Kata-kata adikku terngiang di telinga. Aku harus mengambil sikap mengharapkan mas Edi di situasi seperti ini bagaikan sayap patah. Aku tak mau anak-anakku juga menjadi patah semangat. Kupandangi si putih yang masih berdiri angkuh seakan mengejek. Sisa-sisa keberanianlah yang membawaku untuk mengemudikan si putih dan membawanya ke dealer mobil bekas. Tanganku sudah mengenggam rupiah yang sebagian akan aku gunakan menebus motor adikku dan kontrakan yang akan kubayar tiga bulan ke depan. Sisanya aku pakai berdagang aku buat masker yang memang diminati. Tak akan aku biarkan virus yang saat ini heboh dan berasal dari Wuhan, Tiongkok yang namanya  keren novel coronavirus membuat kehidupan kami mati.

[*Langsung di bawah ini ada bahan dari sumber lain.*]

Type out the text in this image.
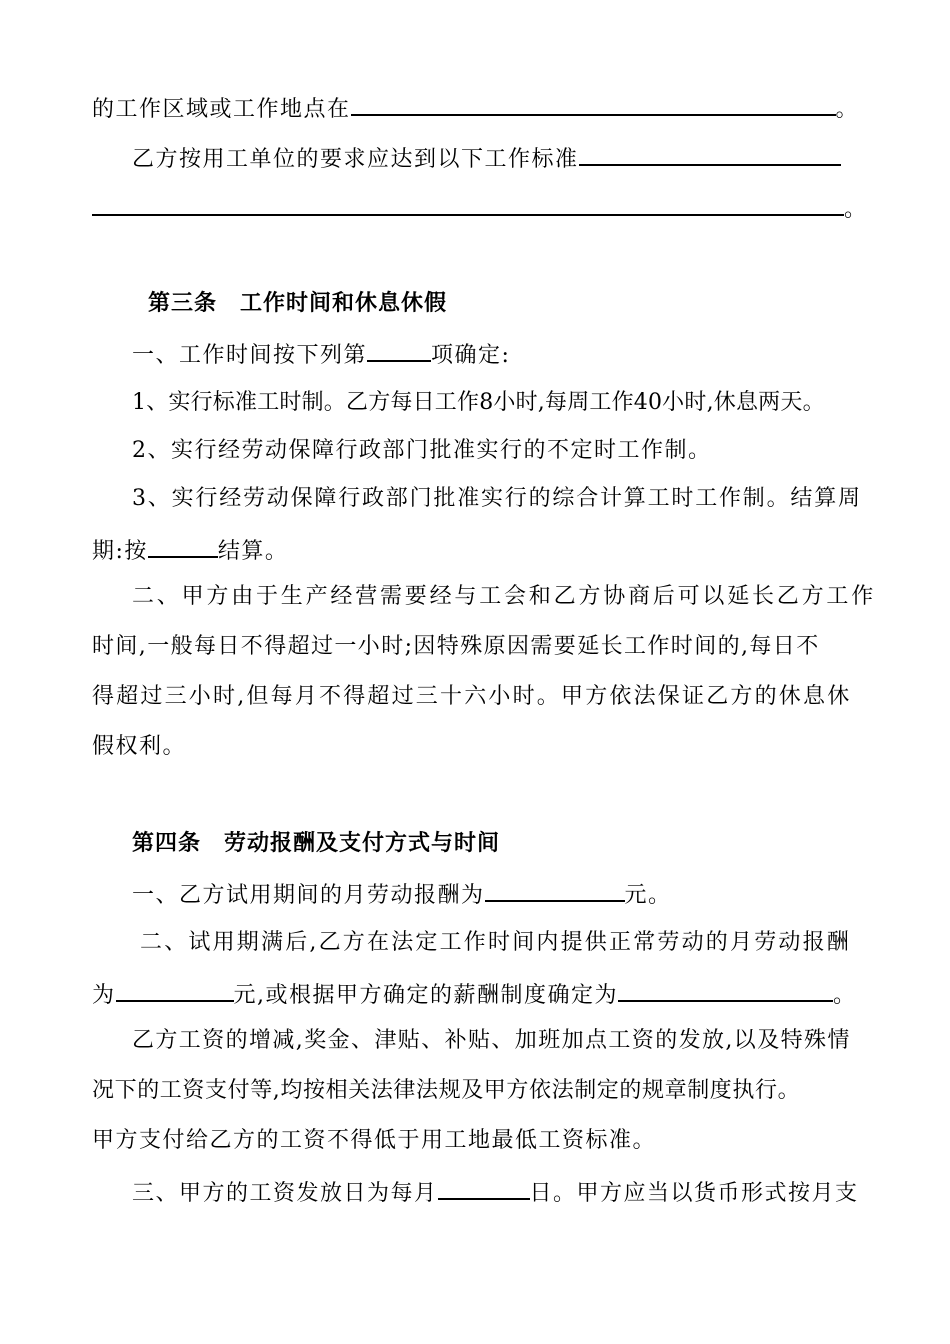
的工作区域或工作地点在	。
乙方按用工单位的要求应达到以下工作标准
。
第三条　工作时间和休息休假
一、工作时间按下列第	项确定:
1、实行标准工时制。乙方每日工作8小时,每周工作40小时,休息两天。
2、实行经劳动保障行政部门批准实行的不定时工作制。
3、实行经劳动保障行政部门批准实行的综合计算工时工作制。结算周
期:按	结算。
二、甲方由于生产经营需要经与工会和乙方协商后可以延长乙方工作
时间,一般每日不得超过一小时;因特殊原因需要延长工作时间的,每日不
得超过三小时,但每月不得超过三十六小时。甲方依法保证乙方的休息休
假权利。
第四条　劳动报酬及支付方式与时间
一、乙方试用期间的月劳动报酬为	元。
二、试用期满后,乙方在法定工作时间内提供正常劳动的月劳动报酬
为	元,或根据甲方确定的薪酬制度确定为	。
乙方工资的增减,奖金、津贴、补贴、加班加点工资的发放,以及特殊情
况下的工资支付等,均按相关法律法规及甲方依法制定的规章制度执行。
甲方支付给乙方的工资不得低于用工地最低工资标准。
三、甲方的工资发放日为每月	日。甲方应当以货币形式按月支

Katanya virus ini merupakan jenis coronavirus baru yang sebelumnya belum pernah ditemukan. Pengetahuan yang sedikit tentang virus yang meluluhlantakkan kehidupan manusia di seluruh dunia aku imbangi dengan mendengarkan televisi dan kebutuhan masyarakat adalah ladang bisnisku.
Imbauan pemerintah yang gencar untuk tetap di rumah. Bergugurannya paramedis dan para pasien, dan sederet persoalan mulai lockdown sampai PSBB, apapun namanya Ramadhan kami harus bermakna dengan semua kehidupan yang berubah mulai ibadah juga silaturahmi kami. Biarlah ditangani pemerintah, aku cukup menangani hidup keluarga kecilku. Aku harus bangkit musibah ini bukan aku saja yang menderita seluruh Indonesia ikut menderita.

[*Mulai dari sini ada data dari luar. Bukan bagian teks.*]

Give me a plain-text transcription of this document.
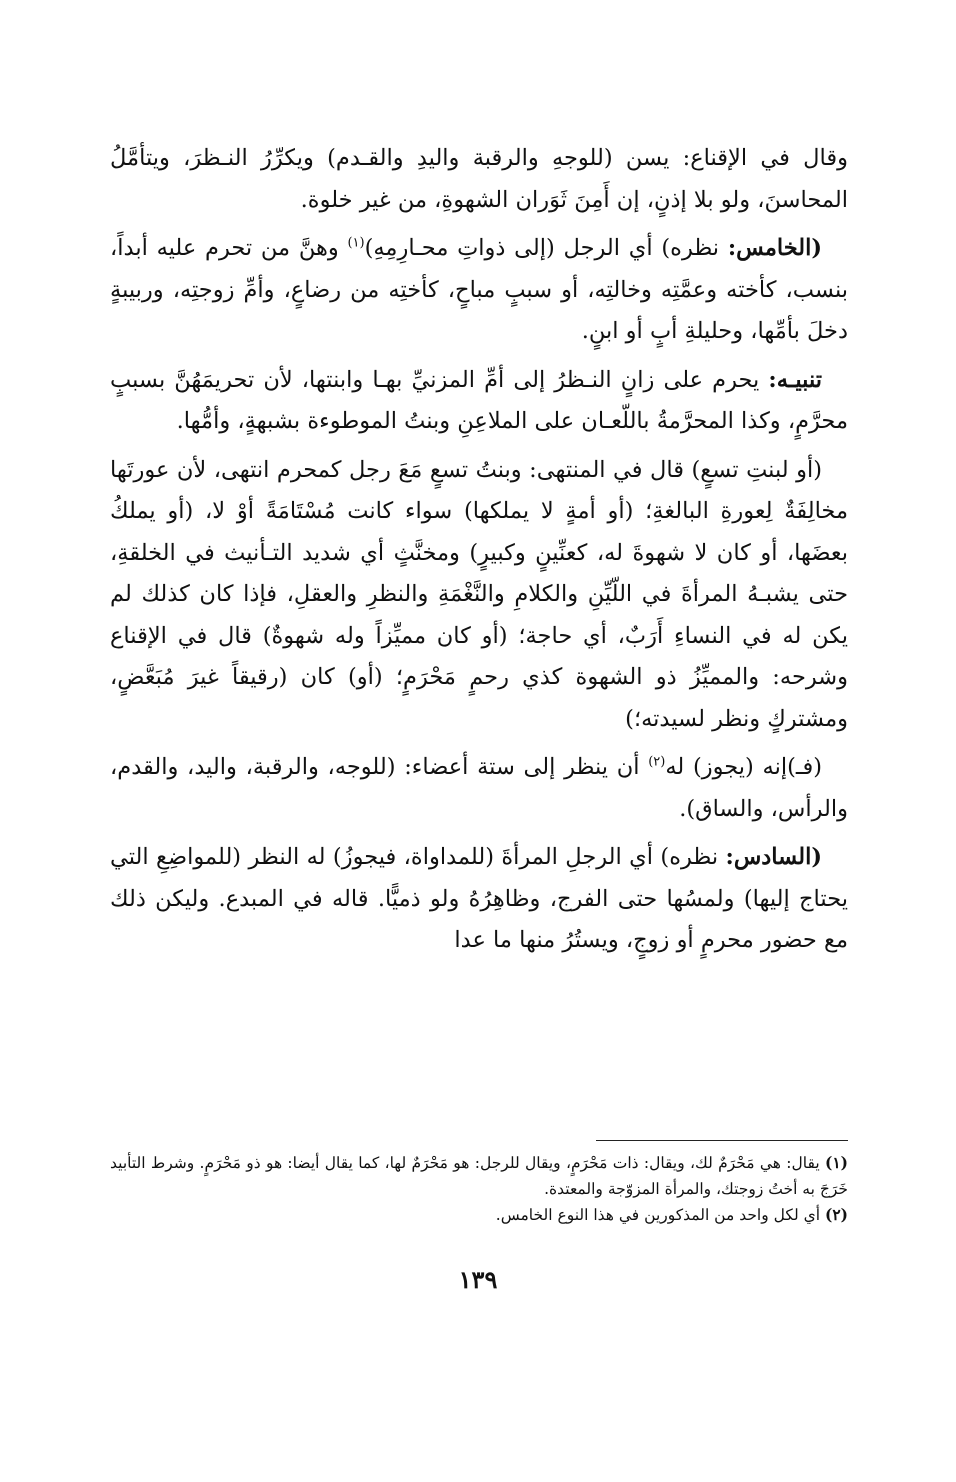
وقال في الإقناع: يسن (للوجهِ والرقبة واليدِ والقـدم) ويكرِّرُ النـظرَ، ويتأمَّلُ المحاسنَ، ولو بلا إذنٍ، إن أَمِنَ ثَوَران الشهوةِ، من غير خلوة.

(الخامس: نظره) أي الرجل (إلى ذواتِ محـارِمِهِ)$^{(١)}$ وهنَّ من تحرم عليه أبداً، بنسب، كأخته وعمَّتِه وخالتِه، أو سببٍ مباحٍ، كأختِه من رضاعٍ، وأمِّ زوجتِه، وربيبةٍ دخلَ بأمِّها، وحليلةِ أبٍ أو ابنٍ.

تنبيـه: يحرم على زانٍ النـظرُ إلى أمِّ المزنيِّ بهـا وابنتها، لأن تحريمَهُنَّ بسببٍ محرَّمٍ، وكذا المحرَّمةُ باللّعـان على الملاعِنِ وبنتُ الموطوءة بشبهةٍ، وأمُّها.

(أو لبنتِ تسعٍ) قال في المنتهى: وبنتُ تسعٍ مَعَ رجل كمحرم انتهى، لأن عورتَها مخالِفَةٌ لِعورةِ البالغةِ؛ (أو أمةٍ لا يملكها) سواء كانت مُسْتَامَةً أوْ لا، (أو يملكُ بعضَها، أو كان لا شهوةَ له، كعنِّينٍ وكبيرٍ) ومخنَّثٍ أي شديد التـأنيث في الخلقةِ، حتى يشبـهُ المرأةَ في اللّيِّنِ والكلامِ والنَّغْمَةِ والنظرِ والعقلِ، فإذا كان كذلك لم يكن له في النساءِ أَرَبٌ، أي حاجة؛ (أو كان مميِّزاً وله شهوةٌ) قال في الإقناع وشرحه: والمميِّزُ ذو الشهوة كذي رحمٍ مَحْرَمٍ؛ (أو) كان (رقيقاً غيرَ مُبَعَّضٍ، ومشتركٍ ونظر لسيدته؛)

(فـ)إنه (يجوز) له$^{(٢)}$ أن ينظر إلى ستة أعضاء: (للوجه، والرقبة، واليد، والقدم، والرأس، والساق).

(السادس: نظره) أي الرجلِ المرأةَ (للمداواة، فيجوزُ) له النظر (للمواضِعِ التي يحتاج إليها) ولمسُها حتى الفرج، وظاهِرُهُ ولو ذميًّا. قاله في المبدع. وليكن ذلك مع حضور محرمٍ أو زوجٍ، ويستُرُ منها ما عدا

(١) يقال: هي مَحْرَمٌ لك، ويقال: ذات مَحْرَمٍ، ويقال للرجل: هو مَحْرَمٌ لها، كما يقال أيضا: هو ذو مَحْرَمٍ. وشرط التأبيد خَرَجَ به أختُ زوجتك، والمرأة المزوّجة والمعتدة.

(٢) أي لكل واحد من المذكورين في هذا النوع الخامس.

١٣٩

"Nuri, setan Kau dasar istri ga tahu diri berani ambil keputusan sendiri," sumpah serapah terdengar petang itu di rumah kecil kami. Aku sudah tulikan telingaku dengan sumpah serapahnya. Beberapa barang sudah mendarat di pelipis dan tanganku. Darah merah mengotori wajahku, aku tetap tegar harus berani melangkah. Tak kubiarkan Ramadhan keluarga kami basah air mata.